Cammariere: «Sì, mi piace abbracciare tutte le musiche del mondo»

Ascoltare il suo ultimo album “Sergio Cammariere” è come immergersi in una vasca piena di suoni: jazz, pop, blues, musica classi­ca, bossanova, ritmi latino-americani… Ascoltarlo dal vivo è un vero piacere perché i suoi concerti sono uno scam­bio di note con musicisti di valore mondiale. E stasera il “cantautore pic­colino” sarà di scena agli Arcimboldi proprio con l’obiettivo di incantare il suo pubblico. «La gente ama l’approc ­cio che diamo allo show che è pieno di sorprese e appunto di duetti, con Fabri­zio Bosso alla tromba e Olen Cesari al violino per esempio. Si passa dal jazz alla classica con facilità: sono 15 anni che suoniamo insieme, ci si capisce al volo, così come con Luca Bulgarelli al contrabbasso, Amedeo Ariano alla bat­teria e Bruno Marcozzi alle percussio­ni».
Gran parte del live verterà sul suo ultimo omonimo album?
«Certamente, ma non mancheranno i pezzi del passato, come “Tutto quello che un uomo”, “Tempo perduto” o “Dalla pace del mare lontano” giusto per citare qualche titolo».
Parlando del suo recente disco, è davvero un caleidoscopio di suo­ni…
«Raccoglie tutti i ge­neri che ho sempre amato, qui esprimo le mie tante anime mu­sicali. E diciamo che nel concerto diventa ancora più tangibile la mia voglia di ab­bracciare tutte le mu­siche del mondo».
Un album molto musicale, visto che tra i 12 pezzi ci sono anche due brani solo strumentali…
«Esatto, “Thomas” e “Essaouira” che eseguiremo anche stasera.

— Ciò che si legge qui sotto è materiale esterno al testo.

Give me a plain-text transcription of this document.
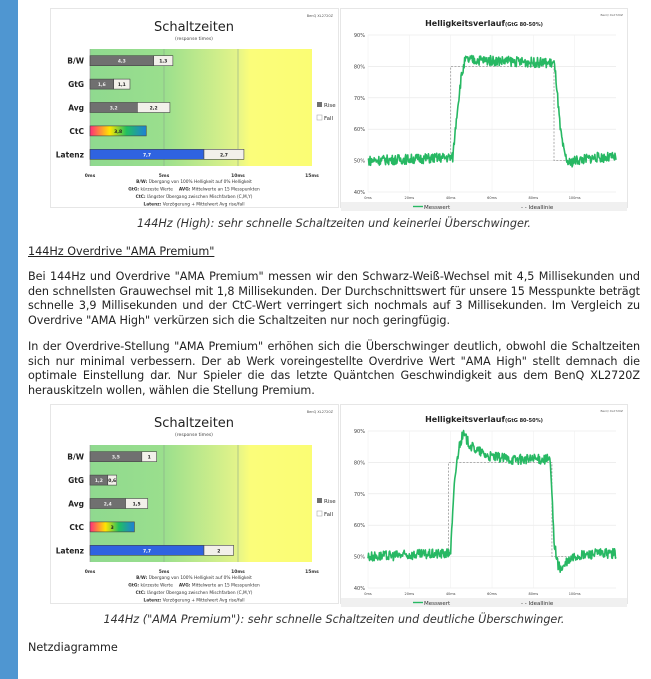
Schaltzeiten
(response times)
BenQ XL2720Z
0ms	5ms	10ms	15ms
B/W	4,3	1,3
GtG	1,6	1,1
Avg	3,2	2,2
CtC	3,8
Latenz	7,7	2,7
Rise
Fall
B/W: Übergang von 100% Helligkeit auf 0% Helligkeit
GtG: kürzeste Werte AVG: Mittelwerte an 15 Messpunkten
CtC: längster Übergang zwischen Mischfarben (C,M,Y)
Latenz: Verzögerung + Mittelwert Avg rise/fall
Helligkeitsverlauf(GtG 80-50%)
BenQ XL2720Z
40%
50%
60%
70%
80%
90%
0ms	20ms	40ms	60ms	80ms	100ms
Messwert	- - Ideallinie
144Hz (High): sehr schnelle Schaltzeiten und keinerlei Überschwinger.
144Hz Overdrive "AMA Premium"

Bei 144Hz und Overdrive "AMA Premium" messen wir den Schwarz-Weiß-Wechsel mit 4,5 Millisekunden und den schnellsten Grauwechsel mit 1,8 Millisekunden. Der Durchschnittswert für unsere 15 Messpunkte beträgt schnelle 3,9 Millisekunden und der CtC-Wert verringert sich nochmals auf 3 Millisekunden. Im Vergleich zu Overdrive "AMA High" verkürzen sich die Schaltzeiten nur noch geringfügig.

In der Overdrive-Stellung "AMA Premium" erhöhen sich die Überschwinger deutlich, obwohl die Schaltzeiten sich nur minimal verbessern. Der ab Werk voreingestellte Overdrive Wert "AMA High" stellt demnach die optimale Einstellung dar. Nur Spieler die das letzte Quäntchen Geschwindigkeit aus dem BenQ XL2720Z herauskitzeln wollen, wählen die Stellung Premium.

Schaltzeiten
(response times)
BenQ XL2720Z
0ms	5ms	10ms	15ms
B/W	3,5	1
GtG 1,2 0,6
Avg	2,4	1,5
CtC	3
Latenz	7,7	2
Rise
Fall
B/W: Übergang von 100% Helligkeit auf 0% Helligkeit
GtG: kürzeste Werte AVG: Mittelwerte an 15 Messpunkten
CtC: längster Übergang zwischen Mischfarben (C,M,Y)
Latenz: Verzögerung + Mittelwert Avg rise/fall
Helligkeitsverlauf(GtG 80-50%)
BenQ XL2720Z
40%
50%
60%
70%
80%
90%
0ms	20ms	40ms	60ms	80ms	100ms
Messwert	- - Ideallinie
144Hz ("AMA Premium"): sehr schnelle Schaltzeiten und deutliche Überschwinger.
Netzdiagramme
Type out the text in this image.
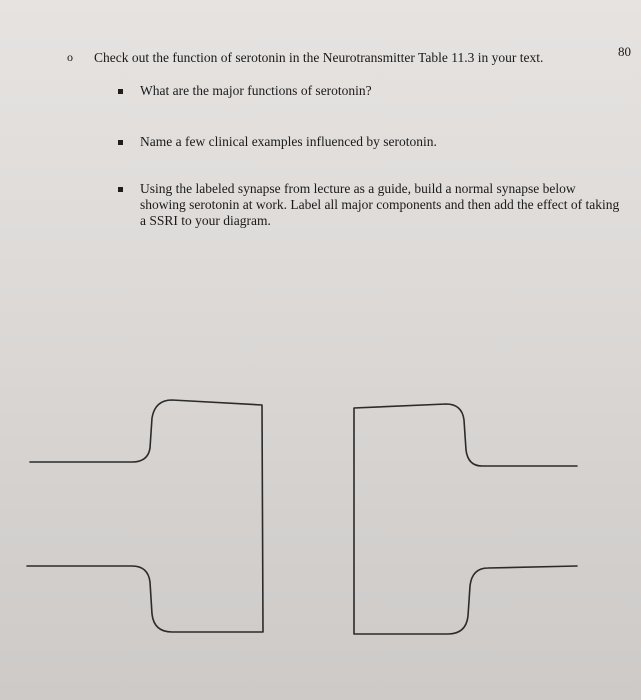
80
o Check out the function of serotonin in the Neurotransmitter Table 11.3 in your text.
What are the major functions of serotonin?
Name a few clinical examples influenced by serotonin.
Using the labeled synapse from lecture as a guide, build a normal synapse below showing serotonin at work. Label all major components and then add the effect of taking a SSRI to your diagram.
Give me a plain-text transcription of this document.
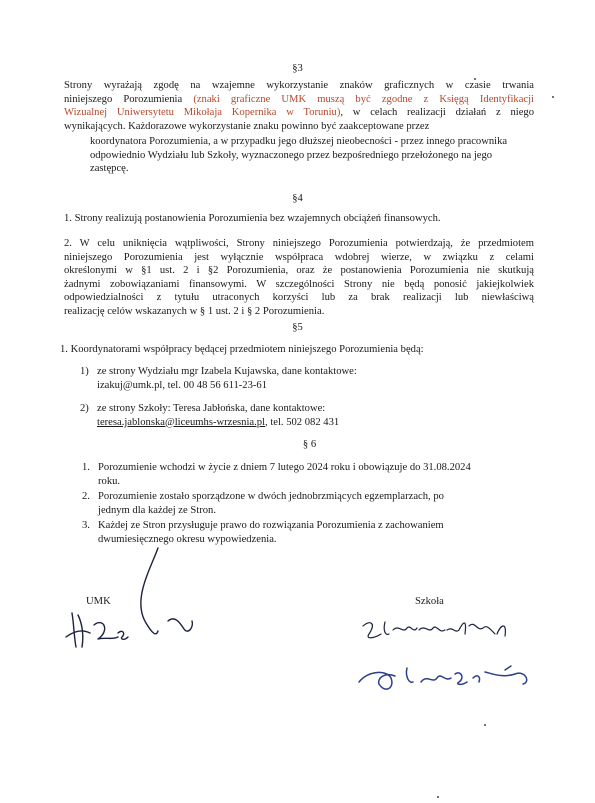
§3
Strony wyrażają zgodę na wzajemne wykorzystanie znaków graficznych w czasie trwania
niniejszego Porozumienia (znaki graficzne UMK muszą być zgodne z Księgą Identyfikacji
Wizualnej Uniwersytetu Mikołaja Kopernika w Toruniu), w celach realizacji działań z niego
wynikających. Każdorazowe wykorzystanie znaku powinno być zaakceptowane przez
koordynatora Porozumienia, a w przypadku jego dłuższej nieobecności - przez innego pracownika
odpowiednio Wydziału lub Szkoły, wyznaczonego przez bezpośredniego przełożonego na jego
zastępcę.
§4
1. Strony realizują postanowienia Porozumienia bez wzajemnych obciążeń finansowych.
2. W celu uniknięcia wątpliwości, Strony niniejszego Porozumienia potwierdzają, że przedmiotem
niniejszego Porozumienia jest wyłącznie współpraca wdobrej wierze, w związku z celami
określonymi w §1 ust. 2 i §2 Porozumienia, oraz że postanowienia Porozumienia nie skutkują
żadnymi zobowiązaniami finansowymi. W szczególności Strony nie będą ponosić jakiejkolwiek
odpowiedzialności z tytułu utraconych korzyści lub za brak realizacji lub niewłaściwą
realizację celów wskazanych w § 1 ust. 2 i § 2 Porozumienia.
§5
1. Koordynatorami współpracy będącej przedmiotem niniejszego Porozumienia będą:
1) ze strony Wydziału mgr Izabela Kujawska, dane kontaktowe:
izakuj@umk.pl, tel. 00 48 56 611-23-61
2) ze strony Szkoły: Teresa Jabłońska, dane kontaktowe:
teresa.jablonska@liceumhs-wrzesnia.pl, tel. 502 082 431
§ 6
1. Porozumienie wchodzi w życie z dniem 7 lutego 2024 roku i obowiązuje do 31.08.2024
roku.
2. Porozumienie zostało sporządzone w dwóch jednobrzmiących egzemplarzach, po
jednym dla każdej ze Stron.
3. Każdej ze Stron przysługuje prawo do rozwiązania Porozumienia z zachowaniem
dwumiesięcznego okresu wypowiedzenia.
UMK	Szkoła
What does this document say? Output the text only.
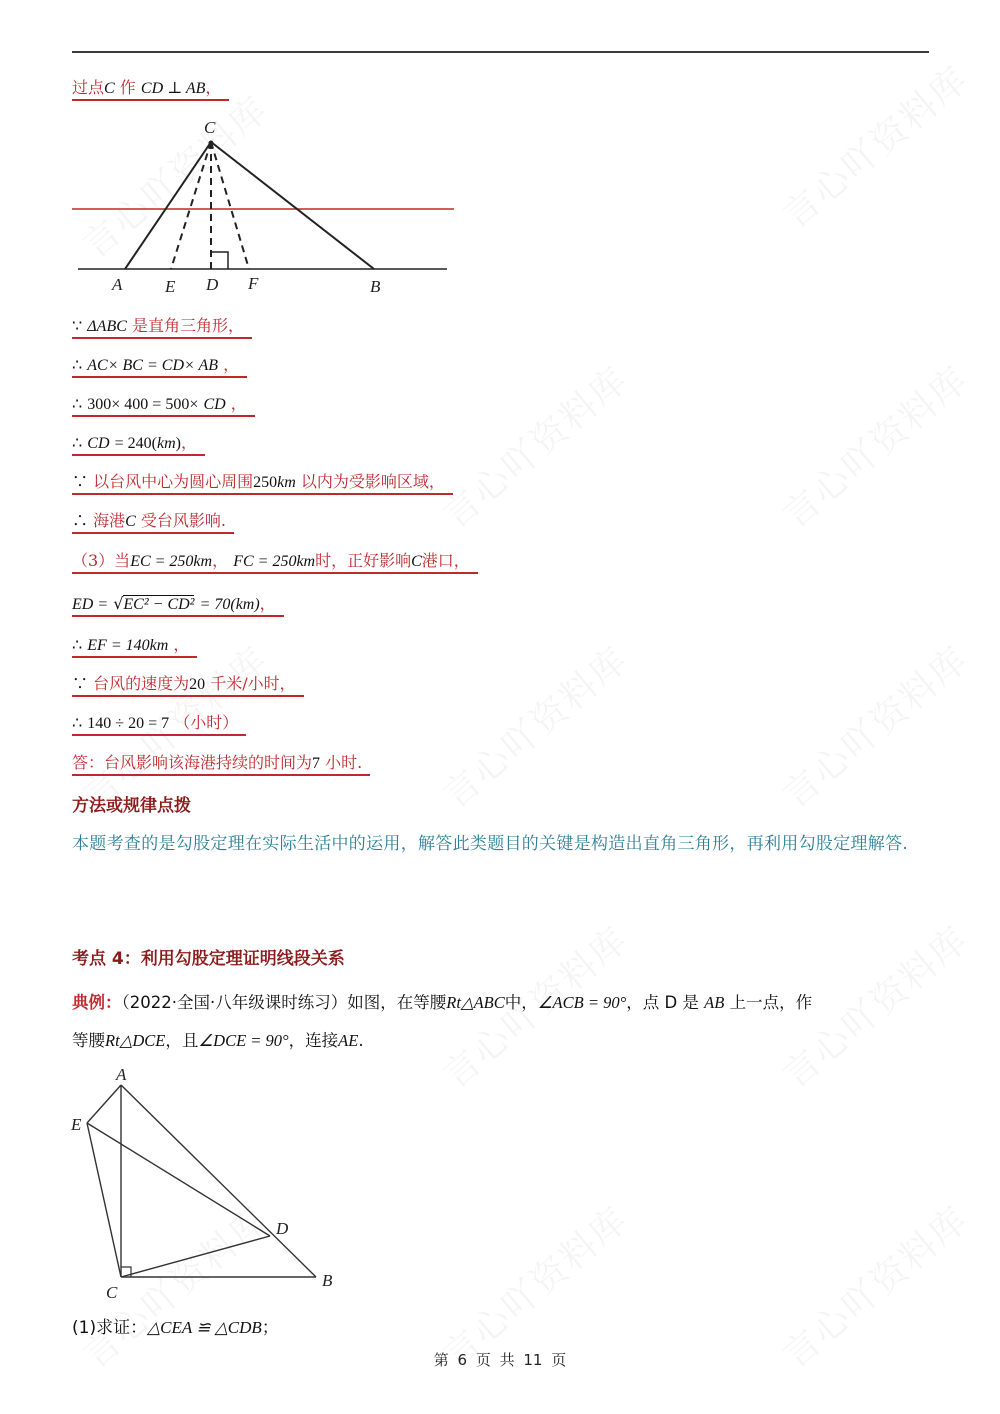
过点C 作 CD ⊥ AB，
C
A	E D F	B
∵ ΔABC 是直角三角形，
∴ AC× BC = CD× AB ，
∴ 300× 400 = 500× CD ，
∴ CD = 240(km)，
∵ 以台风中心为圆心周围250km 以内为受影响区域，
∴ 海港C 受台风影响.
（3）当EC = 250km， FC = 250km时，正好影响C港口，
ED = √EC² − CD² = 70(km)，
∴ EF = 140km ，
∵ 台风的速度为20 千米/小时，
∴ 140 ÷ 20 = 7 （小时）
答：台风影响该海港持续的时间为7 小时.
方法或规律点拨
本题考查的是勾股定理在实际生活中的运用，解答此类题目的关键是构造出直角三角形，再利用勾股定理解答.
考点 4：利用勾股定理证明线段关系
典例：（2022·全国·八年级课时练习）如图，在等腰Rt△ABC中，∠ACB = 90°，点 D 是 AB 上一点，作
等腰Rt△DCE，且∠DCE = 90°，连接AE.
A
E
D
C
B
(1)求证：△CEA ≌ △CDB；
第 6 页 共 11 页
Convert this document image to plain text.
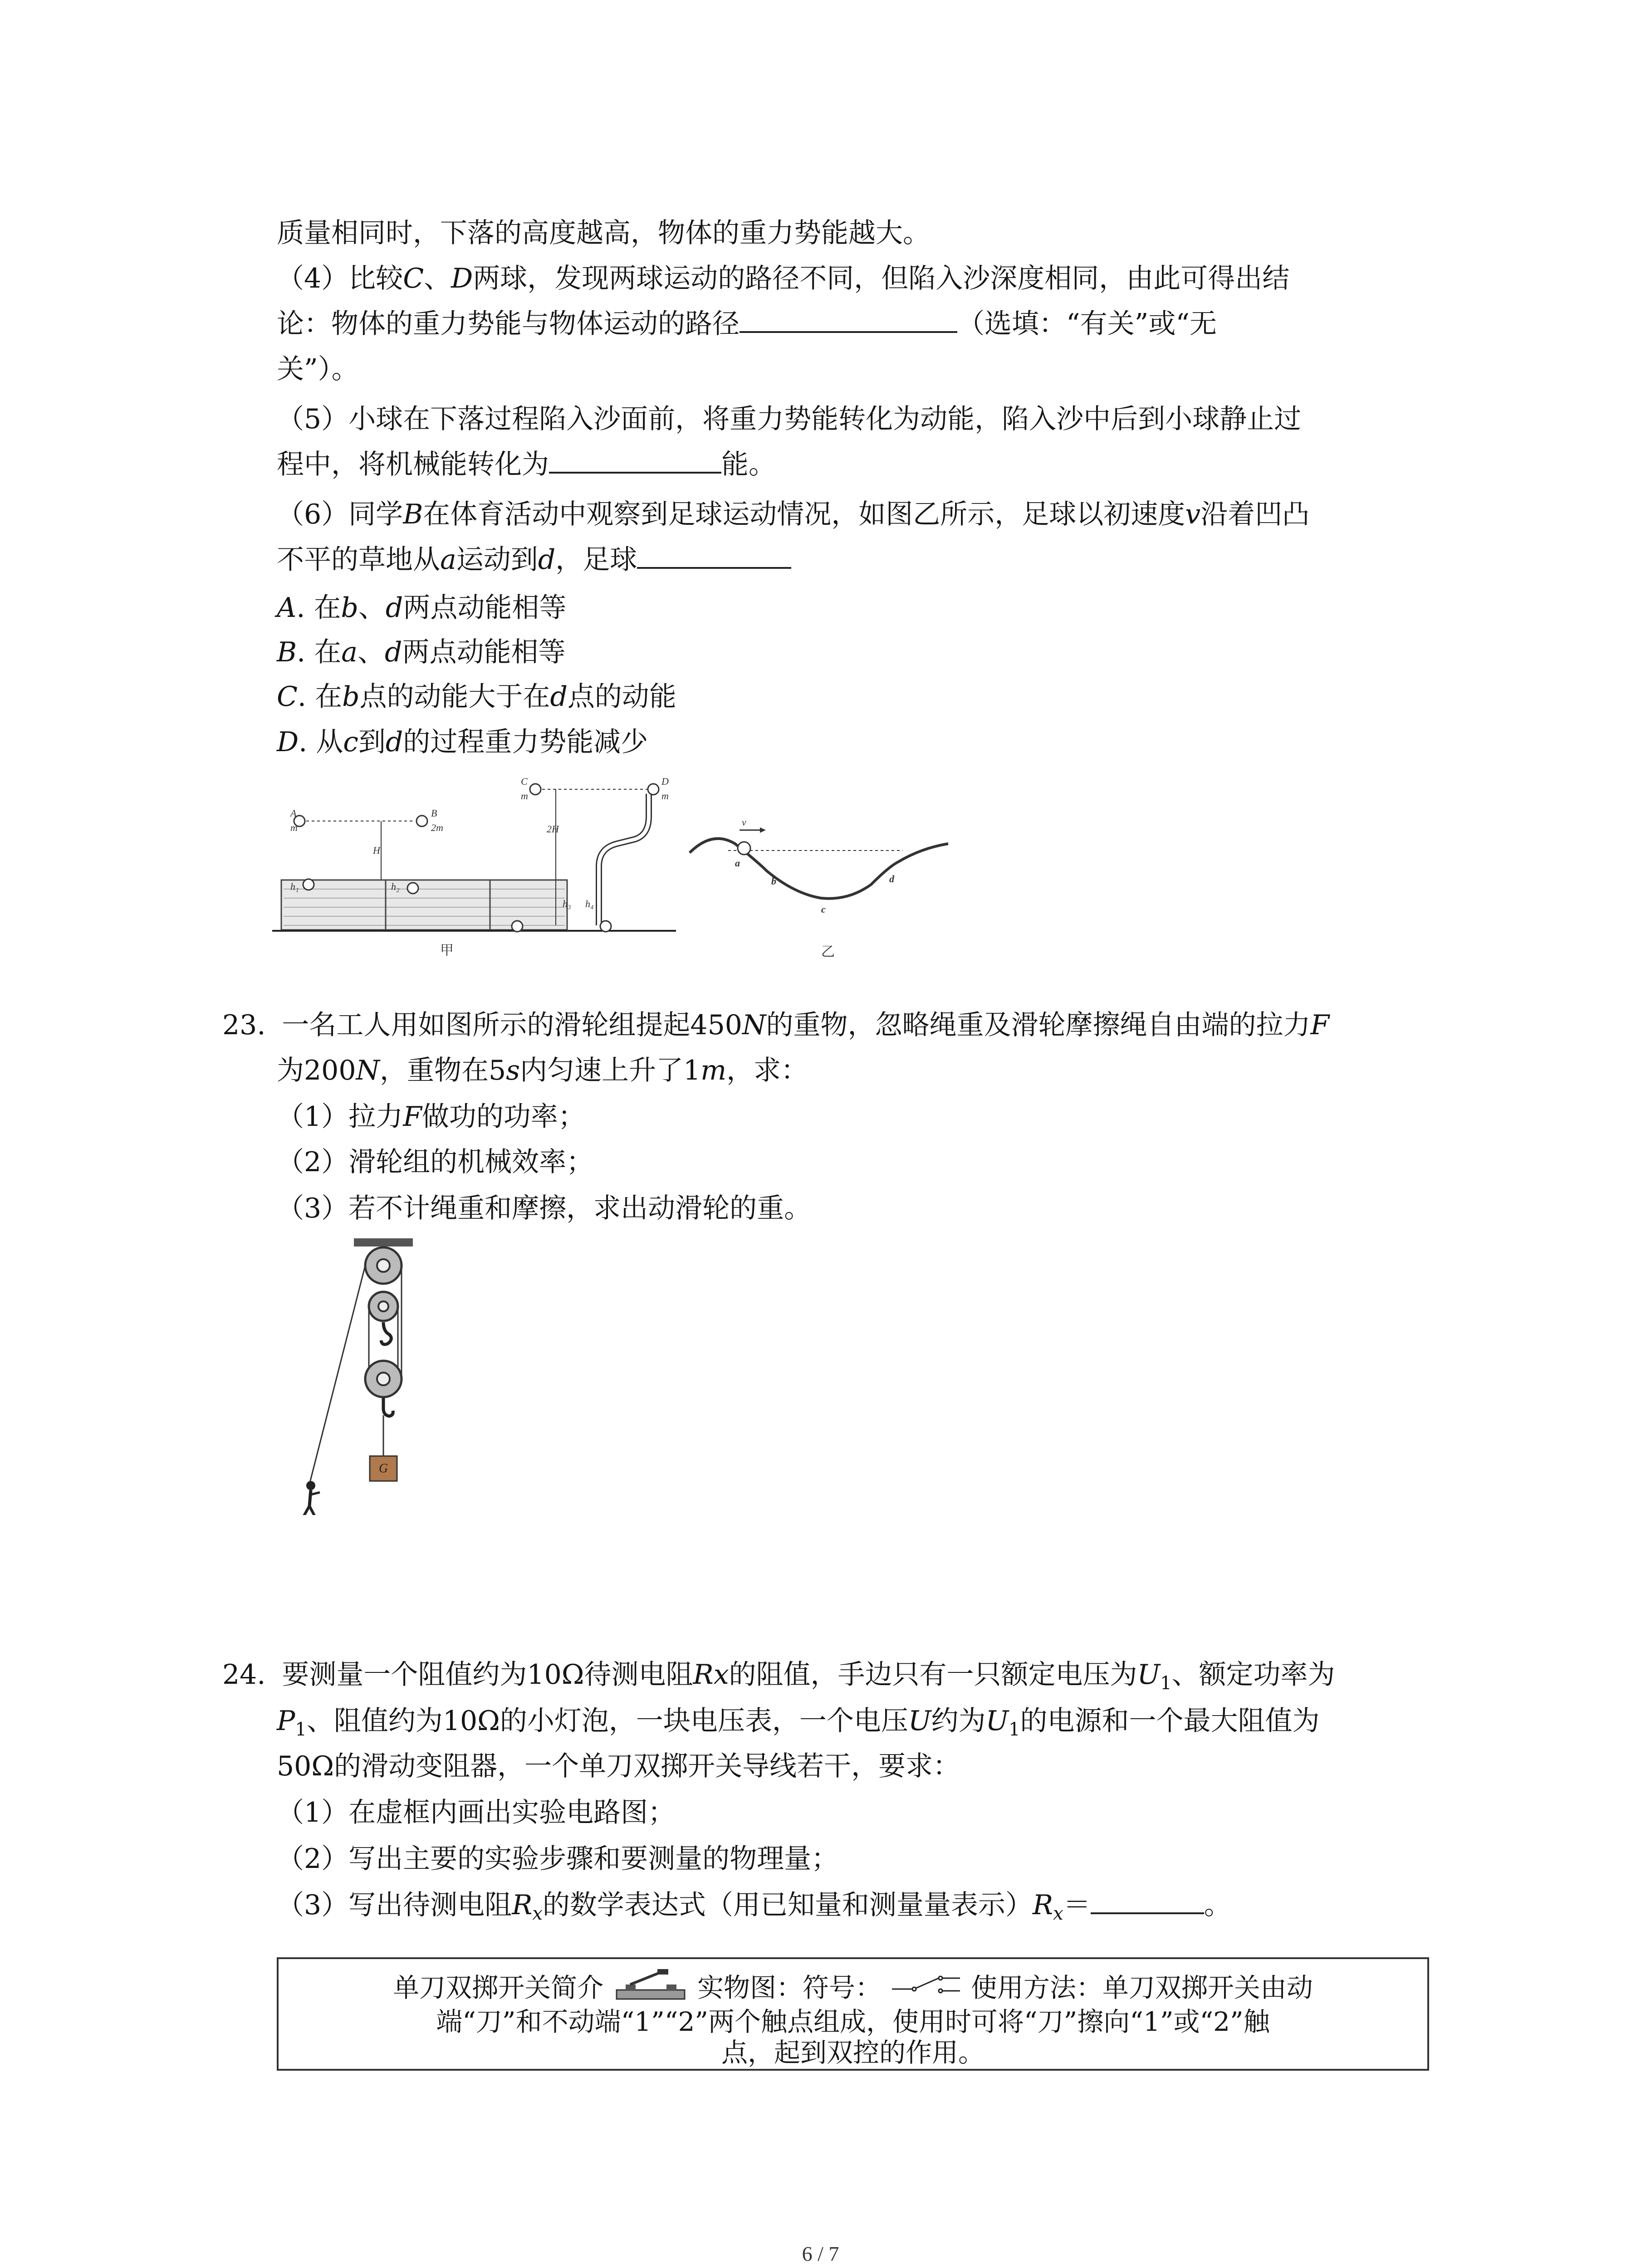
质量相同时，下落的高度越高，物体的重力势能越大。
（4）比较C、D两球，发现两球运动的路径不同，但陷入沙深度相同，由此可得出结
论：物体的重力势能与物体运动的路径	（选填：“有关”或“无
关”）。
（5）小球在下落过程陷入沙面前，将重力势能转化为动能，陷入沙中后到小球静止过
程中，将机械能转化为	能。
（6）同学B在体育活动中观察到足球运动情况，如图乙所示，足球以初速度v沿着凹凸
不平的草地从a运动到d，足球
A. 在b、d两点动能相等
B. 在a、d两点动能相等
C. 在b点的动能大于在d点的动能
D. 从c到d的过程重力势能减少
A
m
B
2m
H
h₁	h₂
C
m
2H
D
m
h₃ h₄
甲
v
a
b
c
d
乙
23. 一名工人用如图所示的滑轮组提起450N的重物，忽略绳重及滑轮摩擦绳自由端的拉力F
为200N，重物在5s内匀速上升了1m，求：
（1）拉力F做功的功率；
（2）滑轮组的机械效率；
（3）若不计绳重和摩擦，求出动滑轮的重。
G
24. 要测量一个阻值约为10Ω待测电阻Rx的阻值，手边只有一只额定电压为$U_1$、额定功率为
$P_1$、阻值约为10Ω的小灯泡，一块电压表，一个电压U约为$U_1$的电源和一个最大阻值为
50Ω的滑动变阻器，一个单刀双掷开关导线若干，要求：
（1）在虚框内画出实验电路图；
（2）写出主要的实验步骤和要测量的物理量；
（3）写出待测电阻$R_x$的数学表达式（用已知量和测量量表示）$R_x=$	。
单刀双掷开关简介	实物图：符号：	使用方法：单刀双掷开关由动
端“刀”和不动端“1”“2”两个触点组成，使用时可将“刀”擦向“1”或“2”触
点，起到双控的作用。
6 / 7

C’è davvero tanta musica in queste due ore di spet­tacolo e tanti omaggi ai patriarchi della musica americana, come Don Grol­nick».
Il singolo che ha lanciato l’intero disco è “Ogni cosa di me”: ma quale è il brano che più la emoziona canta­re dal vivo?
«Amo in maniera particolare “Contro ­luce” che presento solo piano e voce».
Sono passati 10 anni esatti dal suo primo album, “Dalla pace del mare lontano”: chi non la conosce quale suo disco dovrebbe ascoltare?
«Sono tutti essenziali. Il primo lavoro è una fotografia precisa del mio fare mu­sica; il secondo, “Sul sentiero”, ha avu­to un grande lavoro di preparazione ed è stato registrato con l’orchestra; nel terzo, “Il pane, il vino e la visione”, c’è il mio incontro musicale con i jazzisti brasiliani e c’è una canzone a cui tengo molto come “Padre della notte” che ho avuto la fortuna di cantare in Vaticano davanti a Papa Wojtyla: una vera pre­ghiera che risuonerà anche a Pasqua in diverse chiese italiane; il quarto album, “Cantautore piccolino”, è un’antologia ben fatta che contiene anche la felice esperienza sanremese di “L’amore non si spiega”: il quinto, “Carovane”, è quel­lo più sperimentale, suonato anche con strumenti indiani. Comunque dico che l’ultimo disco è un po’ la sintesi di tutti i lavori precedenti».